2020 Year in Review
On many levels, 2020 has proven to be an especially difficult year for all of us. The global pandemic has impacted everyone. While some of us have lost love ones, all of us saw our way of life changed in ways no one could have imagined just 10 months ago. Through it all we were forced to find new ways to work, learn, play and socialize to help slow and contain the spread. Somethings have changed forever. Somethings are temporarily on hold but at a cost of prolonged pain and suffering, especially if it is your job our business that has been eliminated or shuttered. As ruthless as Mother Nature can be, she has also given humankind the unprecedented ability to recover and adapt. While some things will never be the same, in time, things will return to normal or at least feel that way.

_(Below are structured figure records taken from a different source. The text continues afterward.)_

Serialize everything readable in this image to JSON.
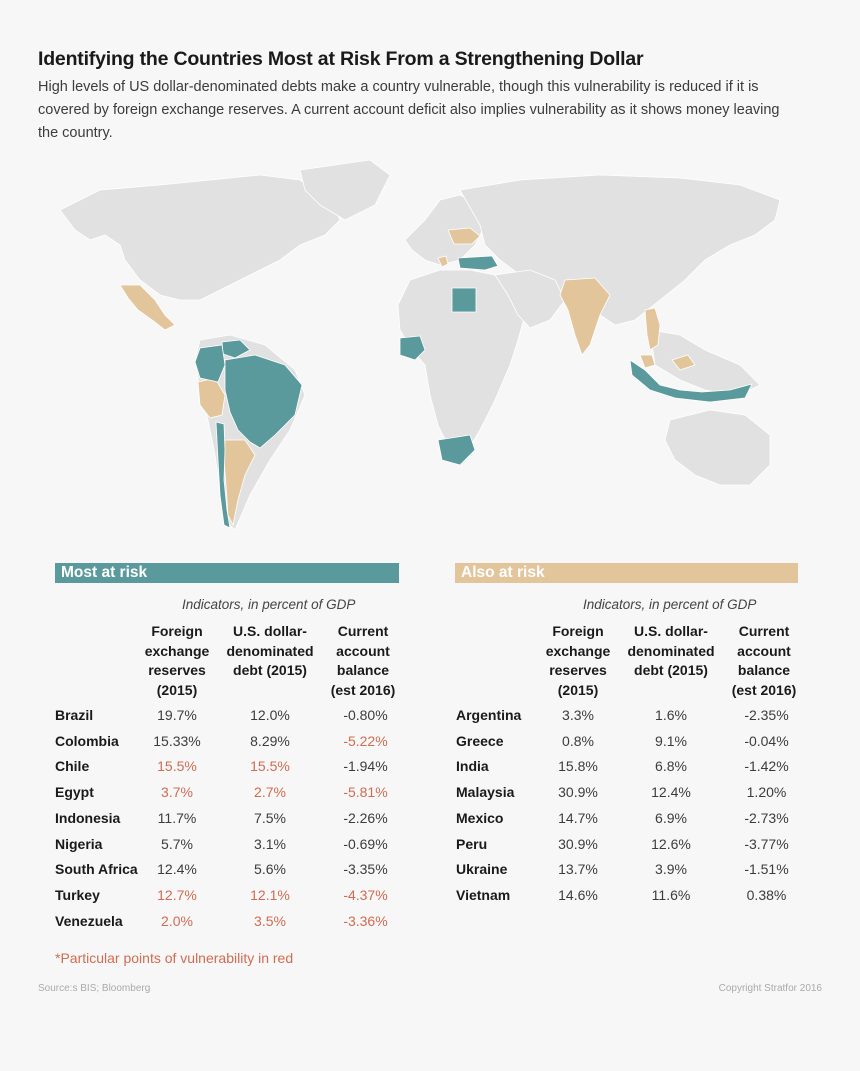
{
  "title": "Identifying the Countries Most at Risk From a Strengthening Dollar",
  "subtitle": "High levels of US dollar-denominated debts make a country vulnerable, though this vulnerability is reduced if it is covered by foreign exchange reserves. A current account deficit also implies vulnerability as it shows money leaving the country.",
  "colors": {
    "most_at_risk": "#5a9a9c",
    "also_at_risk": "#e3c59c",
    "land": "#e1e1e1",
    "vulnerability_red": "#d06c52"
  },
  "map": {
    "most_at_risk_countries": [
      "Brazil",
      "Colombia",
      "Chile",
      "Egypt",
      "Indonesia",
      "Nigeria",
      "South Africa",
      "Turkey",
      "Venezuela"
    ],
    "also_at_risk_countries": [
      "Argentina",
      "Greece",
      "India",
      "Malaysia",
      "Mexico",
      "Peru",
      "Ukraine",
      "Vietnam"
    ]
  },
  "most": {
    "label": "Most at risk",
    "indicators": "Indicators, in percent of GDP",
    "headers": [
      "Foreign exchange reserves (2015)",
      "U.S. dollar-denominated debt (2015)",
      "Current account balance (est 2016)"
    ],
    "rows": [
      {
        "country": "Brazil",
        "reserves": "19.7%",
        "debt": "12.0%",
        "balance": "-0.80%",
        "red": [
          false,
          false,
          false
        ]
      },
      {
        "country": "Colombia",
        "reserves": "15.33%",
        "debt": "8.29%",
        "balance": "-5.22%",
        "red": [
          false,
          false,
          true
        ]
      },
      {
        "country": "Chile",
        "reserves": "15.5%",
        "debt": "15.5%",
        "balance": "-1.94%",
        "red": [
          true,
          true,
          false
        ]
      },
      {
        "country": "Egypt",
        "reserves": "3.7%",
        "debt": "2.7%",
        "balance": "-5.81%",
        "red": [
          true,
          true,
          true
        ]
      },
      {
        "country": "Indonesia",
        "reserves": "11.7%",
        "debt": "7.5%",
        "balance": "-2.26%",
        "red": [
          false,
          false,
          false
        ]
      },
      {
        "country": "Nigeria",
        "reserves": "5.7%",
        "debt": "3.1%",
        "balance": "-0.69%",
        "red": [
          false,
          false,
          false
        ]
      },
      {
        "country": "South Africa",
        "reserves": "12.4%",
        "debt": "5.6%",
        "balance": "-3.35%",
        "red": [
          false,
          false,
          false
        ]
      },
      {
        "country": "Turkey",
        "reserves": "12.7%",
        "debt": "12.1%",
        "balance": "-4.37%",
        "red": [
          true,
          true,
          true
        ]
      },
      {
        "country": "Venezuela",
        "reserves": "2.0%",
        "debt": "3.5%",
        "balance": "-3.36%",
        "red": [
          true,
          true,
          true
        ]
      }
    ]
  },
  "also": {
    "label": "Also at risk",
    "indicators": "Indicators, in percent of GDP",
    "headers": [
      "Foreign exchange reserves (2015)",
      "U.S. dollar-denominated debt (2015)",
      "Current account balance (est 2016)"
    ],
    "rows": [
      {
        "country": "Argentina",
        "reserves": "3.3%",
        "debt": "1.6%",
        "balance": "-2.35%",
        "red": [
          false,
          false,
          false
        ]
      },
      {
        "country": "Greece",
        "reserves": "0.8%",
        "debt": "9.1%",
        "balance": "-0.04%",
        "red": [
          false,
          false,
          false
        ]
      },
      {
        "country": "India",
        "reserves": "15.8%",
        "debt": "6.8%",
        "balance": "-1.42%",
        "red": [
          false,
          false,
          false
        ]
      },
      {
        "country": "Malaysia",
        "reserves": "30.9%",
        "debt": "12.4%",
        "balance": "1.20%",
        "red": [
          false,
          false,
          false
        ]
      },
      {
        "country": "Mexico",
        "reserves": "14.7%",
        "debt": "6.9%",
        "balance": "-2.73%",
        "red": [
          false,
          false,
          false
        ]
      },
      {
        "country": "Peru",
        "reserves": "30.9%",
        "debt": "12.6%",
        "balance": "-3.77%",
        "red": [
          false,
          false,
          false
        ]
      },
      {
        "country": "Ukraine",
        "reserves": "13.7%",
        "debt": "3.9%",
        "balance": "-1.51%",
        "red": [
          false,
          false,
          false
        ]
      },
      {
        "country": "Vietnam",
        "reserves": "14.6%",
        "debt": "11.6%",
        "balance": "0.38%",
        "red": [
          false,
          false,
          false
        ]
      }
    ]
  },
  "footnote": "*Particular points of vulnerability in red",
  "source": "Source:s BIS; Bloomberg",
  "copyright": "Copyright Stratfor 2016"
}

Through it all we consider ourselves very fortunate. Like many companies, we leveraged out investments in technology and began working remotely. We rethought processes and made adjustments where needed. All projects were impacted to some degree and many were delayed but we continued on the best we knew how. Looking back at what has been a wild ride, here are few of the highlights that kept us busy:
Peak Shave Generator Plant
The project included adding new peak shave generators to an existing emergency generator plant. The peak shave generators were four (4) natural gas reciprocating engines with emission controls which allowed the site to participate in demand response and other revenue generating programs that together will reduce the site utility costs by 10% annually. The project was structured as a Power Purchase Agreement and required no upfront capital cost to the client.
Switchgear Control Upgrades
Switchgear and transfer switches installed 20 or more years ago often have obsolete or discontinued components that could be hard to service or repair should they fail. This year we helped one client replace obsolete controllers and relays throughout their portfolio. The work took us to 5 states and 9 buildings with more work to come. With these upgrades the client is now on the latest proven technology, with enhanced features and functionality and gave us the opportunity to re-commission the systems.
Building Automation System Upgrades
Multiple projects with our involvement ranging from third party commissioning to scope definition, sequence of operation revisions, vendor selection and general owner representation services.
End of Life Replacements
UPSs, batteries, chillers, air handlers, relays, and switchgear, just to name a few, were the types of projects we were involved in. The projects ranged from data centers, to hospitals, universities to office buildings. Few included direct like for like replacements since technology changes over time, so each had their own nuance. For example, multiple projects that involved replacing UPS systems and batteries included evaluating different technologies and battery options including 10-year warranty VRLAs, pure lead batteries, and lithium ion batteries.
Our commissioning activities included the peak shave generator plants, BAS controls, switchgear controls and relay replacements. With varying travel restrictions imposed by clients and states we used web conferencing for a virtual presence when team members could not be there in person. Virtual commissioning was used for STS and chiller factory witness testing as well as for relay replacements in the field. We even used virtual commissioning for the peak shave generators, connecting team members from around the country with FEA Cx agents in the field. While virtual commissioning cannot completely replicate being there in person it can be a tremendous value add for cost-effectively connecting subject matter experts and remote team members.
This year we began using a cloud based tool to support and standardize the commissioning process documentation and communications. It has been a useful tool to keep team members from around the country informed and up-to-date and we will continue to leverage more of its collaboration capabilities.
During the year we completed many feasibility studies, power system studies and arc flash hazard studies. One feasibility study included developing a flexible data center concept that can be scaled at different power densities to accommodate unpredictable future needs.
Last but not least was the major highlight of having a summer intern. Hannah, a sophomore studying mechanical engineering at Northwestern University spent the better part of two months at FEA where she was introduced to consulting engineering and mission critical design. Thanks Hannah for joining the FEA family and we wish you all the best at Northwestern and beyond.